To produce the enzyme, it was proposed to use a new company started by a former student (Martin van der Vliet) of Arnold Reuser's, called Biocell technology, who would build a small-scale fermenter. However this work, while being done at a bargain rate, still needed funding- and, despite applications to grant-awarding bodies and biotechnology companies, none was forthcoming.  That was where the AGSD-UK were able to step in and fund the building of the fermenter via a grant of £10,000. Here's a photo of it below (that's the old AGSD-UK logo in the corner):

This was a great day for the UK Pompe patients - at last we were taking an active part in shaping our own destiny. At the same time, the AMDA were funding similar work at Y T Chen's lab in the US (along with other projects).

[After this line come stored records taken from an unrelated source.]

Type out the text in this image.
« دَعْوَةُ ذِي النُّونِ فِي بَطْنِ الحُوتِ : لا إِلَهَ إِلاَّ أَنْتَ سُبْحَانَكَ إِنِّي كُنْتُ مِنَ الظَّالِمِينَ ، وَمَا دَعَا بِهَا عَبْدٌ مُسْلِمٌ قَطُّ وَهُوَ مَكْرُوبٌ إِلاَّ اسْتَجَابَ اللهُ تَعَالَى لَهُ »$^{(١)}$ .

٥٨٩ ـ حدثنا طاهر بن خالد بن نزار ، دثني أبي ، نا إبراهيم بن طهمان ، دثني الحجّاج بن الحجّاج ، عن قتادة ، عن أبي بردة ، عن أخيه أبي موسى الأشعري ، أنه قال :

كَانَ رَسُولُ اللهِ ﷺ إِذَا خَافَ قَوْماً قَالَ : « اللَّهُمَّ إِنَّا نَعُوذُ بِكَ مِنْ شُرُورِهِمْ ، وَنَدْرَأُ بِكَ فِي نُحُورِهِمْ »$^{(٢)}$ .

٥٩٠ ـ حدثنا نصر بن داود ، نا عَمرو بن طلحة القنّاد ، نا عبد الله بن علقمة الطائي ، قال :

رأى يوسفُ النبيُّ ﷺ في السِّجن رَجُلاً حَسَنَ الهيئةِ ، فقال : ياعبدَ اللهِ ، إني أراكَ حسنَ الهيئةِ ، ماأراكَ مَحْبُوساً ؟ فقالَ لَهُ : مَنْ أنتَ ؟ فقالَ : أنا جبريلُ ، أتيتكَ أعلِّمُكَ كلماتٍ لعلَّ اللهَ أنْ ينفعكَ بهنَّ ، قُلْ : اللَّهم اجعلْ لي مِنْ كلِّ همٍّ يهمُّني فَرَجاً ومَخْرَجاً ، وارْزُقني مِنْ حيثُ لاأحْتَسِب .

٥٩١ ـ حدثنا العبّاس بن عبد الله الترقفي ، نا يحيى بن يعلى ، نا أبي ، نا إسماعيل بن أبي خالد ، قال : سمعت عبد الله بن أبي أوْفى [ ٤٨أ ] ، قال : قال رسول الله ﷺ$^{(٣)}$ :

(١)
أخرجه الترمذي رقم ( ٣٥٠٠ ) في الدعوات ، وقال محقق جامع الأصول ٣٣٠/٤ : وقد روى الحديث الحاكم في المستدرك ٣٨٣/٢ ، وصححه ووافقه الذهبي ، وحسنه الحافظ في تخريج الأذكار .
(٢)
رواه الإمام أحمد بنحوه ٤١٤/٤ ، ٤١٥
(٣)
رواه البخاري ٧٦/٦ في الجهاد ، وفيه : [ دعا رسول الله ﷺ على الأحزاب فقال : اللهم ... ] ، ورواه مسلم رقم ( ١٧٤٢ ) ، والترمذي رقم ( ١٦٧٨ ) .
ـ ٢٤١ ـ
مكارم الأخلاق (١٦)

I think that the AMDA had also offered to fund the Rotterdam work, however Arnold Reuser and Ans van der Ploeg opted to receive the money from the AGSD-UK instead, a route that involved them in a bit more hoop-jumping. Why? I don't know for sure but here are my guesses. Firstly, they knew how much it would mean to us to do it. Secondly, it always makes sense to keep a diverse range of funding options open - and they knew that the AMDA route would still be open to them in the future. Thirdly - and this is a complete guess on my part - Arnold had a shrewd idea that by allowing us to become a funder, it would give us a seat in future discussions on the development of ERT.

£10,000 is, of course, in the grand scheme of things a small amount (though it represented a lot of hard work and generosity by many people). However, I believe that it had an effect out of all proportion to the amount. Again, I am departing into the realm of conjecture here - what follows represents my opinion only and I am not going to present any evidence to back it up:-)

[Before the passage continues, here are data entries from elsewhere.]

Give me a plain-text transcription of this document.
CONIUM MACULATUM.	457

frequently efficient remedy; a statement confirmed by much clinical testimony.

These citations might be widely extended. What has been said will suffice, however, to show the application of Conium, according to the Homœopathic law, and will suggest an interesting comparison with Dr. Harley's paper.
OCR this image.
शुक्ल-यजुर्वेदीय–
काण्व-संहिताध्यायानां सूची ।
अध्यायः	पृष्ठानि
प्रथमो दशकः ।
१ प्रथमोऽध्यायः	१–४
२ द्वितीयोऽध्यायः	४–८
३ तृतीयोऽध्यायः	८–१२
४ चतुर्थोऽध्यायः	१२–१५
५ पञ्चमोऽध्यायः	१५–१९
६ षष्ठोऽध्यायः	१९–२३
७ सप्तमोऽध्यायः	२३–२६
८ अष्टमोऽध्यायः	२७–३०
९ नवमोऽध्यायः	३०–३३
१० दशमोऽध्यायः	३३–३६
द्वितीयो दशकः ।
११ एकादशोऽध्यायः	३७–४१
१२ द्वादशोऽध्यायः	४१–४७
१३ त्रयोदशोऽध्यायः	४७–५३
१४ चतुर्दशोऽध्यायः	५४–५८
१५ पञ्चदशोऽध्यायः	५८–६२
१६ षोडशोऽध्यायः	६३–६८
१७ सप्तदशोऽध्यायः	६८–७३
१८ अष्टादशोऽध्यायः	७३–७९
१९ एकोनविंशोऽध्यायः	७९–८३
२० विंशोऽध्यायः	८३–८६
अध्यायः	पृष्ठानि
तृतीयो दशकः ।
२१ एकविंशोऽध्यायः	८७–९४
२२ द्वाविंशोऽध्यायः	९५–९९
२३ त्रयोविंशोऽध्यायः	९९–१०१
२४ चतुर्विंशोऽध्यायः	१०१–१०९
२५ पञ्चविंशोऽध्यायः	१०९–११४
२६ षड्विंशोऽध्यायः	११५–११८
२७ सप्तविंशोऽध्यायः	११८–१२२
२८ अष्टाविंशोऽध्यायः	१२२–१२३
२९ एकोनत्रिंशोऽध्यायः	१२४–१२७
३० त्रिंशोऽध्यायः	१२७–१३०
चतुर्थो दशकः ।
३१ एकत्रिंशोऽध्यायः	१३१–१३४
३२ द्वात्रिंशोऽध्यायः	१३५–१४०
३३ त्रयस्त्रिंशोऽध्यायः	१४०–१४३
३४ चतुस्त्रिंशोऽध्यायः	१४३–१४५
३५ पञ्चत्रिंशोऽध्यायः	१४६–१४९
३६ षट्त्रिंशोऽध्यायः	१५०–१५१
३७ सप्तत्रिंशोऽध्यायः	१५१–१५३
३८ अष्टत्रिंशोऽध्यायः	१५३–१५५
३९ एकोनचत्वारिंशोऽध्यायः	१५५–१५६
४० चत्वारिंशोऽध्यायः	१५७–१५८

The reactor was indeed used to produce enzyme that was used in experimental work. However it also demonstrated to Erasmus University (and Sophia Children's Hospital) that the Pompe group were capable of raising funds from overseas to further their work. I think that would have helped to boost their profile.  Most important of all, the Rotterdam group had been in discussions with a biotech company called Pharming, regarding the production of alpha-glucosidase in the milk of transgenic animals. These discussions had been going on for a while and were inconclusive. However the advent of a new funding source (conveniently omitting that it was a small charity with limited resources) may have helped to push Pharming into a decision to commit to the project. It's a great theory - but I have absolutely no idea if it's true!

Soon after, Pharming did indeed commit to the Pompe project. And that decision was the key to making things happen.